Yes, we know about the Guardian article
And also the Washington Post article.
We're planning to write up a more detailed analysis later, but for now here's a place to centralize all the "hey did you know about this article" blog comments.
And for the journalists out there who want a statement, here's my quote from the article:
"The good news is that they went for a browser exploit, meaning there's no indication they can break the Tor protocol or do traffic analysis on the Tor network. Infecting the laptop, phone, or desktop is still the easiest way to learn about the human behind the keyboard.
Tor still helps here: you can target individuals with browser exploits, but if you attack too many users, somebody's going to notice. So even if the NSA aims to surveil everyone, everywhere, they have to be a lot more selective about which Tor users they spy on.

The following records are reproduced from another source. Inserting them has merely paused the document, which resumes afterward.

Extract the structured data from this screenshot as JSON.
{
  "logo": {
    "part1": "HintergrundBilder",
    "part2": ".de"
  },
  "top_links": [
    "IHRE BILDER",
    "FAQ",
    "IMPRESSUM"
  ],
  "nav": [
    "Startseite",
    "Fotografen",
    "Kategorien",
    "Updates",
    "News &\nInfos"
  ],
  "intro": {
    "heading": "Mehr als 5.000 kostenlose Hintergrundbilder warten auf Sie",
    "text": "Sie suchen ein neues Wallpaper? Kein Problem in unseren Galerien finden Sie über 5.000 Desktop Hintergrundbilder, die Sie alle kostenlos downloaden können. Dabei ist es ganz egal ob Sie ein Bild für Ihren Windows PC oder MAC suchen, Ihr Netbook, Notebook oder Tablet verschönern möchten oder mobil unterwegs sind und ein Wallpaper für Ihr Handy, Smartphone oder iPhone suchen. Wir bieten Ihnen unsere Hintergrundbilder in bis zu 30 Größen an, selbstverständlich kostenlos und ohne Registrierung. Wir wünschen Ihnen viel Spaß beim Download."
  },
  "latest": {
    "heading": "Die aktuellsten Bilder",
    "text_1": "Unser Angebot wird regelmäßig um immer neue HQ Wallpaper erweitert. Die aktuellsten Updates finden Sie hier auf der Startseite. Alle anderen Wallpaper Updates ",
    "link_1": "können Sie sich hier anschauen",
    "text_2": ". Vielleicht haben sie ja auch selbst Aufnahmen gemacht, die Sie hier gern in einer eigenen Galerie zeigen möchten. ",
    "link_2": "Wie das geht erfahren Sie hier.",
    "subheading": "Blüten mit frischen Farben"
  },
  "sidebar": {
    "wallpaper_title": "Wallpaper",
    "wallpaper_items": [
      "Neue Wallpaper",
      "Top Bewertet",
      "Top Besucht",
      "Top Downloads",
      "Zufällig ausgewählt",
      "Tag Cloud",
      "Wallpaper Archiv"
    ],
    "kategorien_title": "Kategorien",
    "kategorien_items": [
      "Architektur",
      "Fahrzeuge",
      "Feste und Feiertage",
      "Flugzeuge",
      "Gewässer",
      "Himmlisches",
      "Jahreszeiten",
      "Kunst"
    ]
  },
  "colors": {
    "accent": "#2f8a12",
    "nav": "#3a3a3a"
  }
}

Just using Tor isn't enough to keep you safe in all cases. Browser exploits, large-scale surveillance, and general user security are all challenging topics for the average internet user. These attacks make it clear that we, the broader internet community, need to keep working on better security for browsers and other internet-facing applications."
Give me a break, TorSploit was a bread and butter exploit.
trickle down survey ( the little guys want what the big-fish has) : haven't heard anyone realize this online yet. realize it. the local coppers want what the Big Bro has... and in that means little stuff you don't think is a big deal.